June will have to break it to Jake soon. Their summer beach/movie plans are nixed. He is not what you’d call a believable character, not here in Rockaway, anyway. If he insists on a role, he’ll have to hide miserably beneath a flannel shirt and board shorts. Then, depending on the focus-group feedback, the story will end with him drowning himself or meeting a merman and living happily ever after.
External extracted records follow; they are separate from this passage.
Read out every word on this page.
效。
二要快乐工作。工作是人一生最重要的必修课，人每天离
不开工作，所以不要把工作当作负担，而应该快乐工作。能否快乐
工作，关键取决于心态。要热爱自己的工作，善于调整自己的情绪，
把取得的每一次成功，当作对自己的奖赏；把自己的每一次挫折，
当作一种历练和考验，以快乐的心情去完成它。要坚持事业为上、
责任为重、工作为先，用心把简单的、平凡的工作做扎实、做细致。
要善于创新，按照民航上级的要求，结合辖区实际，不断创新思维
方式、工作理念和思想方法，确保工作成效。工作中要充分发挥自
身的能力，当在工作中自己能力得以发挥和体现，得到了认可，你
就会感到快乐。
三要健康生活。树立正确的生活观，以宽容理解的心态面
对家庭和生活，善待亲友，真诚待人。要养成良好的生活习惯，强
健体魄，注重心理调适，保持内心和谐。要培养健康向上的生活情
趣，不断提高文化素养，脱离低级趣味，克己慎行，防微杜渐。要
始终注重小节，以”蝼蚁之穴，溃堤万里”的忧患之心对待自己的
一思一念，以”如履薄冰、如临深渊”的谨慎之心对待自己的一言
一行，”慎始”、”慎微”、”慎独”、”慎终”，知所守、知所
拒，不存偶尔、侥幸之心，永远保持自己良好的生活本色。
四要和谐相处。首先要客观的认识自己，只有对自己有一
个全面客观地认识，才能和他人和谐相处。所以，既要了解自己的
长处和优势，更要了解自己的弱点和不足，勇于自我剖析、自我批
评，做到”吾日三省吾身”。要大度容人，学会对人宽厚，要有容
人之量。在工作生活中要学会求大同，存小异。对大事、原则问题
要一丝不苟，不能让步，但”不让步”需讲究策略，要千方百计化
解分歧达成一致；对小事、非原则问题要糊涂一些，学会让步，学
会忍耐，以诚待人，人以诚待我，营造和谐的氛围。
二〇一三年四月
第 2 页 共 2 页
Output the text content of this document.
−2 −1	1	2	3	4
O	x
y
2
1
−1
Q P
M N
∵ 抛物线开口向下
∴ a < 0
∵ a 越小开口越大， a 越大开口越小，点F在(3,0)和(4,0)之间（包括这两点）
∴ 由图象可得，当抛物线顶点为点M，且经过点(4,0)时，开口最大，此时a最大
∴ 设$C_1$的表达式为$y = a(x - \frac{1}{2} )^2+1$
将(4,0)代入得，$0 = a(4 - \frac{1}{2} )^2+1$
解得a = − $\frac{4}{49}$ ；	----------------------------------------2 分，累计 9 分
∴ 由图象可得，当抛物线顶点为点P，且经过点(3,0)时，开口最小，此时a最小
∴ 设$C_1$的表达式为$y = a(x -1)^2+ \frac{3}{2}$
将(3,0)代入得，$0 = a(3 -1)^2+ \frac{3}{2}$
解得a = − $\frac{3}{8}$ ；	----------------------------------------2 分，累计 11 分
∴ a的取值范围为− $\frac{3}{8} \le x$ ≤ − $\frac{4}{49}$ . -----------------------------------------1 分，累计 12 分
Again, June throws the bottle. Waits. Again, it returns. Throw. Wait. Return. It’s like a game of fetch with Blacky, only no joy. If the script were to take a more allegorical route, June could play Blacky, fetching a Frisbee thrown by Tim, petted by him, good girl. Or misbehaving, jerked by her collar, a loving slap, bad, bad girl, naughty girl. Luckily, it’s dark, the quarter moon as cloudy as her dead grandma’s cataract. June removes her backpack and walks up a bit to place it on the dry sand. Maybe she’ll throw better without having to worry about the egg. Maybe if she turns sideways, like boys do, and really concentrates on reaching her achy arm back.
“Boo!” Kenny Mole-Kacy pounces. His loud windbreaker rustles all around her for the second time today. He’s her neighbor, at her bus stop, in her health class, and now he’s touching his thumb to her cheek, saying he heard “cool news!” They’ll also be in driver’s ed together starting tomorrow. “Don’t look so excited, June.”
Actually, with his pimples and thinning hair patch erased in the dark, Kenny’s sort of, well, not as hideous as usual. “You know,” June says for something to say, “you shouldn’t carry your egg like that. Loose like that in your pocket.”